NCAN has also pushed for improvements to the FAFSA verification process, which unintentionally and quietly wreaks havoc on financial aid applicants, particularly students from low-income backgrounds. While the federal government flags about 30% of all
aid applicants for verification, it selects roughly half of all applicants who are low-income. And students from low-income backgrounds are frequently stymied by the verification process. Some obstacles include obtaining and completing different forms
if they are applying to multiple schools, long waits for mailed IRS documents, and painful visits to records offices for death certificates. These barriers lead to "verification melt," or a failure to complete the verification process that derails a student’s receipt of a Pell Grant and other financial aid. Only 56% of Pell-eligible students selected for verification actually complete this
review process and go on to receive a Pell Grant. In comparison, among Pell-eligible students not selected for verification, 81% ultimately receive a Pell Grant. This represents a 25 percentage-point “melt.”

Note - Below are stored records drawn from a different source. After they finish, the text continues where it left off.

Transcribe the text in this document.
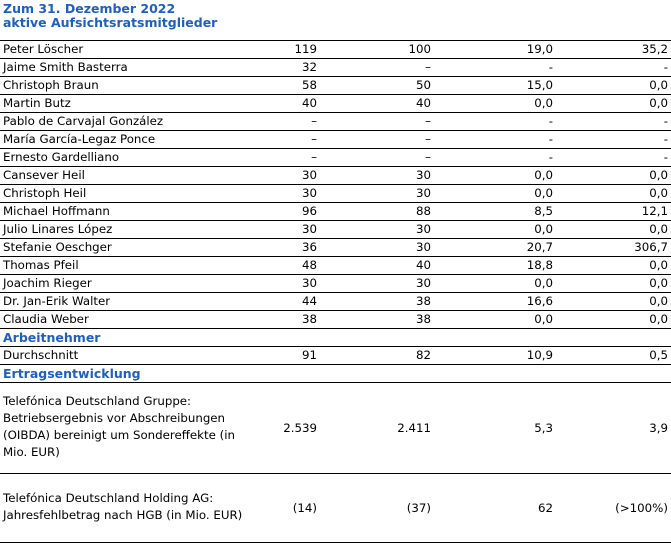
Zum 31. Dezember 2022
aktive Aufsichtsratsmitglieder
Peter Löscher	119	100	19,0	35,2
Jaime Smith Basterra	32	–	-	-
Christoph Braun	58	50	15,0	0,0
Martin Butz	40	40	0,0	0,0
Pablo de Carvajal González	–	–	-	-
María García-Legaz Ponce	–	–	-	-
Ernesto Gardelliano	–	–	-	-
Cansever Heil	30	30	0,0	0,0
Christoph Heil	30	30	0,0	0,0
Michael Hoffmann	96	88	8,5	12,1
Julio Linares López	30	30	0,0	0,0
Stefanie Oeschger	36	30	20,7	306,7
Thomas Pfeil	48	40	18,8	0,0
Joachim Rieger	30	30	0,0	0,0
Dr. Jan-Erik Walter	44	38	16,6	0,0
Claudia Weber	38	38	0,0	0,0
Arbeitnehmer				
Durchschnitt	91	82	10,9	0,5
Ertragsentwicklung				
Telefónica Deutschland Gruppe: Betriebsergebnis vor Abschreibungen (OIBDA) bereinigt um Sondereffekte (in Mio. EUR)	2.539	2.411	5,3	3,9
Telefónica Deutschland Holding AG: Jahresfehlbetrag nach HGB (in Mio. EUR)	(14)	(37)	62	(>100%)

On the practice side, NCAN leads Form Your Future, a national campaign to increase FAFSA completion. The Form Your Future website includes an easy-to-follow guide for filling out the form, links to resources
by state, and a FAFSA Tracker that allows users to view completions at the national, state, city, district, and school levels across the entire FAFSA cycle. Additionally, NCAN facilitated two FAFSA Completion Challenges,
friendly competitions between cities to see who could raise their FAFSA completion rates the most. Important insights about community-wide completion campaigns came out of these challenges.
NCAN will continue to advocate for and educate about FAFSA completion in the hopes that more students learn about and access critical financial aid. Although FAFSA completion is just one step on the pathway to postsecondary education, it is an important
one, and this new analysis shows that those who stand to benefit the most are unfortunately too often least likely to complete.
Notes:
Hawaii and the District of Columbia are omitted from this analysis because each has only school district.
Where cells are blank, the state did not have enough school districts at that percentile of national childhood poverty to analyze.